In terms of real estate, I have been learning since I was a baby. My age has been my challenge. People say, “oh he’s only 24 and he’s doing all these things.” Yes, but I have been learning since I was five years old. That’s my reality. Most other people start to learn real estate around age 30 and by age 40 they want to be known as the most advanced, with the most expertise.
What are you goals, where do you see yourself in a couple of years, and do you see yourself staying in New York?
Yes I see myself staying in New York for a while. I always want to keep New York as my base. I have a TV show that just premiered in the UK. I filmed an entire first season of The RKOI: The Rich Kids of Instagram… I know the name is so tacky. Even though I participate as the main cast on the TV show, I show my business and my professionalism, rather than just showing a perspective of wealth.

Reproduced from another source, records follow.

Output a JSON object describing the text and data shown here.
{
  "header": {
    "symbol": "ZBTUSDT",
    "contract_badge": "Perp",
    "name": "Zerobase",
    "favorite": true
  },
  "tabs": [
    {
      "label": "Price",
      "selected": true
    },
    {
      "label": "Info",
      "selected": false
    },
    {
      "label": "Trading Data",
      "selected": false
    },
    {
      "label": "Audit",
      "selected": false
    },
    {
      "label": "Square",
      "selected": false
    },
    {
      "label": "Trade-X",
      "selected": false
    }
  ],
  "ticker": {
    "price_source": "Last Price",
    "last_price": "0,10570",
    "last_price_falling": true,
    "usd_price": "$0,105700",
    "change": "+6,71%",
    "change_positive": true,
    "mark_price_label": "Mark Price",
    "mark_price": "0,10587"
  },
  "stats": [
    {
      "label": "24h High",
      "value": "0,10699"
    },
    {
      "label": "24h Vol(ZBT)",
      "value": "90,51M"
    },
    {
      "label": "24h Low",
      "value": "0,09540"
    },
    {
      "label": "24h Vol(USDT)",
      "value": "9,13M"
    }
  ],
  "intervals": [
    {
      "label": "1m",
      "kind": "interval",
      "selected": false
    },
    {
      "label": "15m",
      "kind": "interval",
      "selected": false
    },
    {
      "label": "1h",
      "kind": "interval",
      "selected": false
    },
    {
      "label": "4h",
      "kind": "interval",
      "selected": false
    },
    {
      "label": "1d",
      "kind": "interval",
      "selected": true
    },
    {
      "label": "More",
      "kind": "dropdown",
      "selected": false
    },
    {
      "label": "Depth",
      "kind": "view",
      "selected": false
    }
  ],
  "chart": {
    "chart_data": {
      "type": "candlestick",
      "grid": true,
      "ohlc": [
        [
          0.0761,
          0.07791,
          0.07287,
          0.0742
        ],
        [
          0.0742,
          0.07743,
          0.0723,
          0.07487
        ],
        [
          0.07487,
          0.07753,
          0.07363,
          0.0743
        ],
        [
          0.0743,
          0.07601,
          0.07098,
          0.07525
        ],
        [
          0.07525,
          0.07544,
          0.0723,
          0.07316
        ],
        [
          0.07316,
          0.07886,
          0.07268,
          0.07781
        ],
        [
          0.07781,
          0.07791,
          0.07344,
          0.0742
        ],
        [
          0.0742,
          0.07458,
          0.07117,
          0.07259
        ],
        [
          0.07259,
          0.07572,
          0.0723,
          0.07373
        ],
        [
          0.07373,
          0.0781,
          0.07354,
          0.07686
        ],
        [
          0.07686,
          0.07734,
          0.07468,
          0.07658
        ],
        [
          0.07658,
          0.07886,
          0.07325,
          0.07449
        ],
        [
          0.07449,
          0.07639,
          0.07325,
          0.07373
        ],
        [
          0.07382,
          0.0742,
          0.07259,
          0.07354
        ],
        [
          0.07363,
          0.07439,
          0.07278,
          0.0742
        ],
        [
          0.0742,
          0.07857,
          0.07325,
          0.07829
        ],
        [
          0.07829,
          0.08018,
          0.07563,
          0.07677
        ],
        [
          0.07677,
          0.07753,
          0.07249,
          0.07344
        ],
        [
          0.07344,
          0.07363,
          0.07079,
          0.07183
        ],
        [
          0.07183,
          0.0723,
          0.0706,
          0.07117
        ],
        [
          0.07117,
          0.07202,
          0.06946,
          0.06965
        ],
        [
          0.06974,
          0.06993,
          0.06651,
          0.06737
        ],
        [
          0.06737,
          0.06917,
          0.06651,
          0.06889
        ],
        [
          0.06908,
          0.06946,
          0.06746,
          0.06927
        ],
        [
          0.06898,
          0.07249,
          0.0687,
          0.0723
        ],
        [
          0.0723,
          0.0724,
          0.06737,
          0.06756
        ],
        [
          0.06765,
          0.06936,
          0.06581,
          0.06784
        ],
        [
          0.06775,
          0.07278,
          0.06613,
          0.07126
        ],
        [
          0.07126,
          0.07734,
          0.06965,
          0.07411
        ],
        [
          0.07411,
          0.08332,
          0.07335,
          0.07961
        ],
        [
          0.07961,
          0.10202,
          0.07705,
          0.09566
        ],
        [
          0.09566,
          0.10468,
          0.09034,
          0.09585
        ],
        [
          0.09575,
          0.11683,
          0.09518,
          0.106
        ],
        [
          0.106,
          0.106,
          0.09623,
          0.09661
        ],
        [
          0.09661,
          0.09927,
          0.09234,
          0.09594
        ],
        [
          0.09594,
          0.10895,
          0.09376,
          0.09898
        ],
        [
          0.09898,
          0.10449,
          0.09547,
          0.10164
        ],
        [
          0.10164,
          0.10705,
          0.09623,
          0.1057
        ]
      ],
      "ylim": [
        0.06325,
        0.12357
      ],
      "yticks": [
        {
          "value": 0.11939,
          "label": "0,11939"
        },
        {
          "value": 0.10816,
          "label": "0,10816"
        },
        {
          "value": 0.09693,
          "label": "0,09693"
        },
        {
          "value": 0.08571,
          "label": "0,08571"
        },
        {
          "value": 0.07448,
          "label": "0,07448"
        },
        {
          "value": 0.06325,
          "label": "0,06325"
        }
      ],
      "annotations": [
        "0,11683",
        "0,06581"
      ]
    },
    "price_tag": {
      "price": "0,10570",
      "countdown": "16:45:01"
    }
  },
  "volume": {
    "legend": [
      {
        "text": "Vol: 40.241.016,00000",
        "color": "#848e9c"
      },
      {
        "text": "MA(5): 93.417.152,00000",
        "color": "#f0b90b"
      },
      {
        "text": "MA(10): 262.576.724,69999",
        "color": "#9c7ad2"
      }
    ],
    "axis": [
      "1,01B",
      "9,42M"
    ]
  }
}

I don’t ever talk about money in my regular life. I have my own ambitions, and consider myself to be a very ambitious person compared to my peers. I am young and I work hard because I am self-motivated. I love working and the TV show demonstrates that.
Let’s talk New York City culture outside of work. Where do you like to spend your free time?
My New York experience has definitely changed over time. When I was visiting New York when I was younger my whole experience was about the Upper East Side, Midtown, Madison, and Park. Anything between 57th street and 65th. Then I started to broaden up. I moved to Chelsea and started to go to art galleries in my free time, and shows on Broadway. Today I live in the West Village.
With a crazy school and business life, I wanted to have a home in a neighborhood where I could take a deep breath and enjoy. That’s why I picked the West Village as my favorite neighborhood, and currently live here. I’m not like those New Yorkers that say, “I’m not going to go above 34th street or below 14th street or below TriBeCa.” That is ridiculous. What’s the big deal about colonization among people in New York City?
Do you find New York City as a place that is heavily divided into sub-genres and communities?
People like to title or brand themselves. I see it as a problem. People disable themselves from being more social by doing this. I’m Turkish, but I don’t only associate myself with Turks because I have friends from all around the world. I associate myself with everyone including Russians, Syrians Jews, and with Pakistani Muslims.
When you’re international and you accept that you are a global citizen, you broaden your perspective on life. And that’s why I love living in New York. In New York, you have different cultures and different groups of people.